Piombo, cadmio e altri metalli pesanti trovati in molti alimenti per neonati e bambini piccoli, come snack popolari, cereali, primi piatti pronti e frutta e verdura confezionata. Questo il risultato di una ricerca guidata negli Usa da James E. Rogers, direttore della ricerca sulla sicurezza alimentare e test di Consumer Reports. Nel tempo, l’esposizione a metalli pesanti può danneggiare la salute di adulti e bambini. Una delle maggiori preoccupazioni è lo sviluppo cognitivo nei bambini molto piccoli. “I bambini e i bambini sono particolarmente vulnerabili a causa delle loro dimensioni più piccole e dello sviluppo di cervelli e sistemi di organi”, afferma il ricercatore, “Assorbono anche più metalli pesanti che entrano nei loro corpi rispetto agli adulti”.

Il test

Ecco perché il team di sicurezza alimentare di CR ha analizzato 50 alimenti confezionati distribuiti a livello nazionale per neonati e bambini piccoli: cereali per bambini, Frutta e verdura confezionate, antipasti confezionati (ad esempio, cena di tacchino e riso); snack confezionati, inclusi biscotti, cracker, crunch, bignè, snack bar, wafer e biscotti come biscotti per la dentizione e fette biscottate. Si è controllato la presenza di cadmio, piombo, mercurio e arsenico inorganico, il più dannoso per la salute. I marchi controllati sono: Beech-Nut, Gerber, Baby Mum-Mum, Earth’s Best, Ella’s Kitchen, Happy Baby, Parent’s Choice (Walmart), Plum Organics, and Sprout.

C’è da preoccuparsi

I risultati sono preoccupanti:

• Ogni prodotto aveva livelli misurabili di almeno uno di questi metalli pesanti: cadmio, arsenico inorganico o piombo.

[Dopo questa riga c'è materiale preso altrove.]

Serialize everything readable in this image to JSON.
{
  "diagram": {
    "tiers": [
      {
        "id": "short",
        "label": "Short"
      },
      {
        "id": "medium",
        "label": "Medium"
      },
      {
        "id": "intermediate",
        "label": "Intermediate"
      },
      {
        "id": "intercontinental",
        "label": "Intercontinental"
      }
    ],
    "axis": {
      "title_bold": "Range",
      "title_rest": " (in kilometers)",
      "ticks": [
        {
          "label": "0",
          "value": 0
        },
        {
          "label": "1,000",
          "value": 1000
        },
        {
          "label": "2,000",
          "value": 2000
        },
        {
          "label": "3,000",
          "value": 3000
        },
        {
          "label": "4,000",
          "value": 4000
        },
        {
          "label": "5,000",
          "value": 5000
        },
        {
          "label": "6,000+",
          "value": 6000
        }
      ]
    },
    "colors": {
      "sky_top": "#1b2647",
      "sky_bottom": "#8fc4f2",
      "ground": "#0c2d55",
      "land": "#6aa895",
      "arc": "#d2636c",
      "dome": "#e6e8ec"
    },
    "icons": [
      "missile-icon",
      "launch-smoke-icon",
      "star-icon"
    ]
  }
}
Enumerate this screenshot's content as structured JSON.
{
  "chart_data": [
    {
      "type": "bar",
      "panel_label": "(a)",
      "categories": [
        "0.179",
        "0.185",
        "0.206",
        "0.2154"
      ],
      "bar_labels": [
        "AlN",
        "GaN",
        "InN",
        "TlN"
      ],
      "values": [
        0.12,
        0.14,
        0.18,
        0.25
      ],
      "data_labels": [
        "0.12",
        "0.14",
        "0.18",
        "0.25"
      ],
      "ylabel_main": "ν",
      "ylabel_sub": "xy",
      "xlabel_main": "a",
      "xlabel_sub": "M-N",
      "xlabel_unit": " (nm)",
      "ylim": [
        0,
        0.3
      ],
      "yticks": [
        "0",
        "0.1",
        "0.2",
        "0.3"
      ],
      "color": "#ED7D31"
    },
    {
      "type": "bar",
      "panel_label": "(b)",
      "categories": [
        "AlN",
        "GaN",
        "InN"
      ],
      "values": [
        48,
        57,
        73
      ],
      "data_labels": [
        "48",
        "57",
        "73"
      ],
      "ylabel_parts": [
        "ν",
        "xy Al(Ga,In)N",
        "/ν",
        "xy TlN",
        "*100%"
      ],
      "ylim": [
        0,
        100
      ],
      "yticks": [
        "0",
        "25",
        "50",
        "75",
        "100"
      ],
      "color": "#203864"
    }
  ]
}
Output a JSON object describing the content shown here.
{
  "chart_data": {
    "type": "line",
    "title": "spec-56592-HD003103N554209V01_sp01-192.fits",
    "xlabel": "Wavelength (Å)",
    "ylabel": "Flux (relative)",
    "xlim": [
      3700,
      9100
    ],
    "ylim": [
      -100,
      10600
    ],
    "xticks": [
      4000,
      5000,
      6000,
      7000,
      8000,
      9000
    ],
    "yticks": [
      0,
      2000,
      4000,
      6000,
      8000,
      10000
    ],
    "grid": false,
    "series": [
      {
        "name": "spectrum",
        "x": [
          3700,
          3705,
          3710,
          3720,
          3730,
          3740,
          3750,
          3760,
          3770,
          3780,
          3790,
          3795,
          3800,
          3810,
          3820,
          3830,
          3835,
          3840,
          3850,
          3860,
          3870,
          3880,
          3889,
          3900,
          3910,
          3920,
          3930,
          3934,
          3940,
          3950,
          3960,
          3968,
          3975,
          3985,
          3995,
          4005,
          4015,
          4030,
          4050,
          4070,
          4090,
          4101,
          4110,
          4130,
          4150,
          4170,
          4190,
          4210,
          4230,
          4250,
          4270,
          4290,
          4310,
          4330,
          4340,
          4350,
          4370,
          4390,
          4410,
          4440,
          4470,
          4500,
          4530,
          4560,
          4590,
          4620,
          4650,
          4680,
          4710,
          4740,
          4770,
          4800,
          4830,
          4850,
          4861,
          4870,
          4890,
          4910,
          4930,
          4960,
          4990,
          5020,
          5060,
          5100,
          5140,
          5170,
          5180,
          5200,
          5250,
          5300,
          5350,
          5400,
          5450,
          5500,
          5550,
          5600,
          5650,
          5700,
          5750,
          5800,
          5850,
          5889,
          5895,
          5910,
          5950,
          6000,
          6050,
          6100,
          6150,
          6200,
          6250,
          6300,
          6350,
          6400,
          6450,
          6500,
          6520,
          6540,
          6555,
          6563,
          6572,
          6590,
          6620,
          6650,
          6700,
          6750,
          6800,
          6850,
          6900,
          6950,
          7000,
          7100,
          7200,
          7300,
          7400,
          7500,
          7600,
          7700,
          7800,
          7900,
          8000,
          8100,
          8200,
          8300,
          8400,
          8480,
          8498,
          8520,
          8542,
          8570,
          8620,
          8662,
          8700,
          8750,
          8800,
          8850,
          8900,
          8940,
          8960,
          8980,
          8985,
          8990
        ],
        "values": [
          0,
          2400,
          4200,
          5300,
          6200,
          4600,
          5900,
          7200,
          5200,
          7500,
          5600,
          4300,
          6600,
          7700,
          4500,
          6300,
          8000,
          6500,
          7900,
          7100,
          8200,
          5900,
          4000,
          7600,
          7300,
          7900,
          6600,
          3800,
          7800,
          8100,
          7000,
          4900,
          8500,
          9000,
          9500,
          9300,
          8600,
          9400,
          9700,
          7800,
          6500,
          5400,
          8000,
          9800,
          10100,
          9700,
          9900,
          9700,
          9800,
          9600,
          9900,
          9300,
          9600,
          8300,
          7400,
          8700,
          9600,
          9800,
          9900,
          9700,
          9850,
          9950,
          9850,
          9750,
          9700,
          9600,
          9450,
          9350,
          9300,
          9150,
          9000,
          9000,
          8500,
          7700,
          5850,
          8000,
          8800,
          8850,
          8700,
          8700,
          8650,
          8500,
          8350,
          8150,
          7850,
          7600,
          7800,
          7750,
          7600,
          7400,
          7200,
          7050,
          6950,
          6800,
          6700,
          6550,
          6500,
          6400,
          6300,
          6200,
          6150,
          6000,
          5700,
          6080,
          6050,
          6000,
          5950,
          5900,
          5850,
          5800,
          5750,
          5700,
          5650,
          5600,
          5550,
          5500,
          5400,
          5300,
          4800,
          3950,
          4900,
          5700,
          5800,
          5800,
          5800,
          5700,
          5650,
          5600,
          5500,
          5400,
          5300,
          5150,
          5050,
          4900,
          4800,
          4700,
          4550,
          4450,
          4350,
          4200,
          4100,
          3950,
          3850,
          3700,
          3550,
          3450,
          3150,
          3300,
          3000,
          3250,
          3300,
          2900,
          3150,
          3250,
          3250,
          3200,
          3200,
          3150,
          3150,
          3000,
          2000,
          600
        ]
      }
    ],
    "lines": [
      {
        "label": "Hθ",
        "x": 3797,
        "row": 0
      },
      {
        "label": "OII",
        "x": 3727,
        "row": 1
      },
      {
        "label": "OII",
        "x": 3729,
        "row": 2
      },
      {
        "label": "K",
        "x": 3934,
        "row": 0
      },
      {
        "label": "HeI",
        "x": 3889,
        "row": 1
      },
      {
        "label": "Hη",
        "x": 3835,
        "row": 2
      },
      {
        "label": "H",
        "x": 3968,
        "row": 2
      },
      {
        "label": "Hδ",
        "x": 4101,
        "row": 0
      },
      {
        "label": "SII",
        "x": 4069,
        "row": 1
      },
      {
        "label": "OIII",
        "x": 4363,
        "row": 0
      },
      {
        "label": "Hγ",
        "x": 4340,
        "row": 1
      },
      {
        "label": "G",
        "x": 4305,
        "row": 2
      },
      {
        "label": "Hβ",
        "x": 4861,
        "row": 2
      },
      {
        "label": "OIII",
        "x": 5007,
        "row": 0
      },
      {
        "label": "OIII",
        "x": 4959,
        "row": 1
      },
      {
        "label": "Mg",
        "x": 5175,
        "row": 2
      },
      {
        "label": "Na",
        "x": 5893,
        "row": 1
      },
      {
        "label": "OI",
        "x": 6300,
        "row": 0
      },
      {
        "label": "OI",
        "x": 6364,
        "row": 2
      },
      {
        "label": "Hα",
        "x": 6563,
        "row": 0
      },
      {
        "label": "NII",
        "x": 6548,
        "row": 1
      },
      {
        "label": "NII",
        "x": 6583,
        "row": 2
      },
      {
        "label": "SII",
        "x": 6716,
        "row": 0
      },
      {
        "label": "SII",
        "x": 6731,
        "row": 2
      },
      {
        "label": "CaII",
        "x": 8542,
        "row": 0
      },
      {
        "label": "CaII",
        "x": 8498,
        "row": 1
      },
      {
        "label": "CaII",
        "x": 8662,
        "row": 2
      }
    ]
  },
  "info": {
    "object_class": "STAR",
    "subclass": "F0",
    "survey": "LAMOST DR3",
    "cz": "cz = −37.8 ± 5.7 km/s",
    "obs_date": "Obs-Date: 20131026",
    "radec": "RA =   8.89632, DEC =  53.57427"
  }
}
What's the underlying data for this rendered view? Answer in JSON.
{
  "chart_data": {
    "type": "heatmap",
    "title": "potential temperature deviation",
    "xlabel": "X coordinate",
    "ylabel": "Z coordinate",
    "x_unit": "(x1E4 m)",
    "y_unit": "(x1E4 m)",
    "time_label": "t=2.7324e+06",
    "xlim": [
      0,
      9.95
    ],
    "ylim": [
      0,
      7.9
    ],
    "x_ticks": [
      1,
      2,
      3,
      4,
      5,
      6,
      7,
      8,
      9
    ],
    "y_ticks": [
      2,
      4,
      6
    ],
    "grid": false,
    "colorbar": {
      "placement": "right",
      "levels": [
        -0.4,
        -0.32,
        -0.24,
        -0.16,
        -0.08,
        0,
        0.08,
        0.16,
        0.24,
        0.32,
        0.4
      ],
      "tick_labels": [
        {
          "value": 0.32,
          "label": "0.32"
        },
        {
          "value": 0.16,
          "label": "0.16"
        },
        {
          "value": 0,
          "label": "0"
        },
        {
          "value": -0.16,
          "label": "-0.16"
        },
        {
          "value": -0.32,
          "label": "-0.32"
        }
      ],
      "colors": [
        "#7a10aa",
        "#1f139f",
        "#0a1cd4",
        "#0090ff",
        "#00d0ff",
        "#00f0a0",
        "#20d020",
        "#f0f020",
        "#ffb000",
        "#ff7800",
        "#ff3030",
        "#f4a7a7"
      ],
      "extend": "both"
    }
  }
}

• Circa due terzi (68%) avevano livelli preoccupanti di cadmio, piombo e/o arsenico inorganico.

• Quindici degli alimenti potrebbero comportare potenziali rischi per la salute di un bambino che mangia regolarmente anche meno di una porzione al giorno.

• Gli snack e i prodotti contenenti riso e / o patate dolci erano particolarmente adatti ad avere alti livelli di metalli pesanti. In due casi sono state trovate tracce di metilmercurio

• Gli alimenti biologici hanno la stessa probabilità di contenere metalli pesanti come alimenti convenzionali.

L’appello

I test hanno avuto anche alcuni risultati incoraggianti per i genitori: hanno dimostrato che 16 dei prodotti presentavano livelli meno preoccupanti dei metalli pesanti, suggerendo che tutti i produttori di alimenti per l’infanzia potrebbero ottenere risultati simili. E sono proprio queste le conclusioni dei ricercatori: La Fda, l’agenzia Usa per la sicurezza alimentare è invitata a stabilire soglie e controlli più stringenti, ma anche le aziende devono impegnarsi di più volontariamente per abbassare i livelli di metalli pesanti presenti nel baby food.